08.03.2017 tarihli taahhütlerin 1. Maddesi ; “herhangi bir hükmün kısmen veya tamamen ihlal ettiğimiz veya şirketinizden başka kaynaklardan petrol aldığımızın tespiti halinde ilk yazılı talebiniz üzerine şirketinize derhal 50.000 USD veya TCMB döviz satış kuru üzerinden Türk Lirası karşılığını cezai şart olarak ödemeyi taahhüt ederiz” hükmünü, 2. Maddesi “İlaveten mezkur sözleşme konusu Akaryakıt İstasyonunda fiilen otogaz satışına geçtiğimiz tarih başlangıç alınmak üzere, şirketinizden yılda 100 ton otogaz satın almayı, bu miktarların, Akaryakıt İstasyonunun satışları için taahhüt dışı alımlarınızı ve toptan satışlarımızı da kapsaması nedeniyle akaryakıt istasyonunun taahhüt miktarları kadar satış yapmadığı itirazında bulunmamayı bu taahhütlerin altında kalmamız halinde Şirketinize beher eksik ton başına, ödeme tarihindeki TCMB Döviz Satış Kuru üzerinden olmak üzere 150 USD karşılığı Türk Lirası ……kar mahrumiyeti ödemeyi, iş bu meblağın teminatlarımızdan mahsup edilebileceğini, aksi takdirde ilk talep anında ödeneceğini” düzenlemiştir.

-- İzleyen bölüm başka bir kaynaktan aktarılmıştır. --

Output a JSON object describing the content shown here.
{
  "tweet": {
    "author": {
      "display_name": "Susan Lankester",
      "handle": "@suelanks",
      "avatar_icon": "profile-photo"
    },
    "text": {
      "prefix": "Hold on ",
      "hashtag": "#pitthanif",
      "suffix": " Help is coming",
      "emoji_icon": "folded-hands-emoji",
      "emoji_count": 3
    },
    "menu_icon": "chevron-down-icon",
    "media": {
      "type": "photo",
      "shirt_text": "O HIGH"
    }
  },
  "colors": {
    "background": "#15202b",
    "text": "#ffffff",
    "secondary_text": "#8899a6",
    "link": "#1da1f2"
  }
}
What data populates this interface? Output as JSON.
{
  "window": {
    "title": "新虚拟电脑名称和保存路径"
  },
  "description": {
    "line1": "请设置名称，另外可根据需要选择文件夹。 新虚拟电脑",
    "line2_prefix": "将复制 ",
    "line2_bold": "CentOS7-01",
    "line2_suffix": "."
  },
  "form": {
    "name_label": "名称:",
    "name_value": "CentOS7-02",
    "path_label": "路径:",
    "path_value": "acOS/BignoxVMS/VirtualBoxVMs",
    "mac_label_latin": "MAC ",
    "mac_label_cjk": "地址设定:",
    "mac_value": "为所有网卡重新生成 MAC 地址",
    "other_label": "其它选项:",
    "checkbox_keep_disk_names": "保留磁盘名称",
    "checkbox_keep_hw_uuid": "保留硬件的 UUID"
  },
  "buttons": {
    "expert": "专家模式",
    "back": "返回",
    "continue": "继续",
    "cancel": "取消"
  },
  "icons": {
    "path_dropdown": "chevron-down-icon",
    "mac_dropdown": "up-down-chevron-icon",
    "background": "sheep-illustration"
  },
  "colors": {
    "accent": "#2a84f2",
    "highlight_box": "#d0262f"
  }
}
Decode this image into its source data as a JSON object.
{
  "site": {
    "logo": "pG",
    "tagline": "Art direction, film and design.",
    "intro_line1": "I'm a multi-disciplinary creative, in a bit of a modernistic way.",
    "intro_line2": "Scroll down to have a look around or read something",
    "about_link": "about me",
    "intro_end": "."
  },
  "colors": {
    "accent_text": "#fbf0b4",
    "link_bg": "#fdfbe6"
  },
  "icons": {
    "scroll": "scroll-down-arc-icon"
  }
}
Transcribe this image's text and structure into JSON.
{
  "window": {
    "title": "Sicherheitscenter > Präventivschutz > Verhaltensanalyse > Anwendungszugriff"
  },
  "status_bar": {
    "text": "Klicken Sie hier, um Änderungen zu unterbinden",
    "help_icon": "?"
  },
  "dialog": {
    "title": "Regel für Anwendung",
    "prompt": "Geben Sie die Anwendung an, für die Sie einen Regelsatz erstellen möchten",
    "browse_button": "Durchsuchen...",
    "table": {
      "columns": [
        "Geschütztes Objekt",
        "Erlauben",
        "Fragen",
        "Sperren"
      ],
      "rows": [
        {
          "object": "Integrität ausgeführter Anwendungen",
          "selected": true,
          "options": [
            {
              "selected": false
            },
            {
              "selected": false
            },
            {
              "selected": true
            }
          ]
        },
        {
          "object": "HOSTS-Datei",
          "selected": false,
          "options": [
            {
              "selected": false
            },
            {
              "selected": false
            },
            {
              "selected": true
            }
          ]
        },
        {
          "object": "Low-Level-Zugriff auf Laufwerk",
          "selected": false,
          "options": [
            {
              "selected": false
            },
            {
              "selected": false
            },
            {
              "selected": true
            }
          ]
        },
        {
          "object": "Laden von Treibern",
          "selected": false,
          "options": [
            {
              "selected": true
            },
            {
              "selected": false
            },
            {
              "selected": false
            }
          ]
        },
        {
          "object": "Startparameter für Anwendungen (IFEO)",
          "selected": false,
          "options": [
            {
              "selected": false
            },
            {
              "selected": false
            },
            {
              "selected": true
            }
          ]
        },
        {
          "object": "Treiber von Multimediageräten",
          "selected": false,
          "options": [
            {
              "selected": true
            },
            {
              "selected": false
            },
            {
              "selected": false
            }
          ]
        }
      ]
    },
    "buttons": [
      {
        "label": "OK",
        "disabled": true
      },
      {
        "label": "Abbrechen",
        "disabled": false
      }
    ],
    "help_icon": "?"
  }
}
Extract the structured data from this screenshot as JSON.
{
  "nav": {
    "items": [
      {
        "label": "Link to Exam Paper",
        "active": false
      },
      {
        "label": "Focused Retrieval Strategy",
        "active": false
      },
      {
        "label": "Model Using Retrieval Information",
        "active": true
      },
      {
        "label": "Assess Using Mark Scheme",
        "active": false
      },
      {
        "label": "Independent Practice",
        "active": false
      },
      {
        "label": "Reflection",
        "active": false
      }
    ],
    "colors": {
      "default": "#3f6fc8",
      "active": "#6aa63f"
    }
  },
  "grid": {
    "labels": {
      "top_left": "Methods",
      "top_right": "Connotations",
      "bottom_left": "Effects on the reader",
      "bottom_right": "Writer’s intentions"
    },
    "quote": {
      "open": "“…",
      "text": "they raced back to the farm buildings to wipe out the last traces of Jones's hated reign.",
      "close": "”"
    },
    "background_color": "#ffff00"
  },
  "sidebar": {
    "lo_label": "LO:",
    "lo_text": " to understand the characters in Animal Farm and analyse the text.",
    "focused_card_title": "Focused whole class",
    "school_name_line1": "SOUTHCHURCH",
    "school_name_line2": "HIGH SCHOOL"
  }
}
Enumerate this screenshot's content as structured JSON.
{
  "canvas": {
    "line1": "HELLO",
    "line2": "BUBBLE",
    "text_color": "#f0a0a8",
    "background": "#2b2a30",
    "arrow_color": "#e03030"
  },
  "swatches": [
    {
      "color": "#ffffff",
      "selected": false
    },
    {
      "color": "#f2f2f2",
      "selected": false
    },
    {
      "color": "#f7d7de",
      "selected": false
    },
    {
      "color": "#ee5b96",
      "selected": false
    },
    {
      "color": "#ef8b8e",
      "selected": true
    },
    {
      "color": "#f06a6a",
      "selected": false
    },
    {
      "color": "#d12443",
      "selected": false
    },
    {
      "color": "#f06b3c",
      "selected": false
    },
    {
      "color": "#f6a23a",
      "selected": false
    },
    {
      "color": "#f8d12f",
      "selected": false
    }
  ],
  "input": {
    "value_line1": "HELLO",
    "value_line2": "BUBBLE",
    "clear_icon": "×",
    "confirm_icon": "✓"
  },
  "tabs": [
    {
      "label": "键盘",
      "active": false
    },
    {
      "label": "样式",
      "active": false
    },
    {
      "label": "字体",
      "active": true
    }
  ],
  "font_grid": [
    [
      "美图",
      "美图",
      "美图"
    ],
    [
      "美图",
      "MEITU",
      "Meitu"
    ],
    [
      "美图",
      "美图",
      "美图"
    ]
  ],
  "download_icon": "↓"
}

19.11.2016 tarihli taahhütlerin 1. Maddesi ; “herhangi bir hükmün kısmen veya tamamen ihlal ettiğimiz veya şirketinizden başka kaynaklardan petrol aldığımızın tespiti halinde ilk yazılı talebiniz üzerine şirketinize derhal 50.000 USD veya TCMB döviz satış kuru üzerinden Türk Lirası karşılığını cezai şart olarak ödemeyi taahhüt ederiz” hükmünü, 2. Maddesi ” … Sözleşmesi konusu Akaryakıt İstasyonunda fiilen akaryakıt satışına geçtiğimi tarih başlangıç alınmak üzere, şirketinizden yılda 282,4 m3 motorin (ve 195 m3) beyaz ürün (benzin ve motorin) …satın almayı, bu miktarların, Akaryakıt İstasyonunun satışları için taahhüt dışı alımlarınızı ve toptan satışlarımızı da kapsaması nedeniyle akaryakıt istasyonunun taahhüt miktarları kadar satış yapmadığı itirazında bulunmamayı bu taahhütlerin altında kalmamız halinde Şirketinize beher eksik ton başına, ödeme tarihindeki TCMB Döviz Satış Kuru üzerinden olmak üzere 150 USD karşılığı Türk Lirası ……kar mahrumiyeti ödemeyi, iş bu meblağın teminatlarımızdan mahsup edilebileceğini, aksi takdirde ilk talep anında ödeneceğini”, denilerek dönemsel olarak yükümlülüklerin eksik getirilmesi halinde, eksik alınan kısım yönünden ifayı sağlamayamadığı durumunda eksik kısım için “kar mahrumiyeti” adı altında tazminat ödeyeceğini taahhüt etmiştir. 3. Madde de açıkça “ilaveten” demek suretiyle ” sözleşmenin 13. Maddesine müsteniden şirketimiz akaryakıt istasyonunu her ne sebeple olursa olsun terketmek zorunda kalır ya da sözleşmenin devamı şirketinizin kusurundan kaynaklanmayan nedenlerle çok zor ya da imkansız hale gelir ya da şirketiniz sözleşmeyi haklı sebeple ve tek taraflı olarak feshetmek durumunda kalırsa şirketinizin bu yüzden uğrayacağı tüm zararı tazmin mükellefiyetimizin yanı sıra 100.000 USD …. Cezai şartı ödemeyi…” hükmünü içermektedir.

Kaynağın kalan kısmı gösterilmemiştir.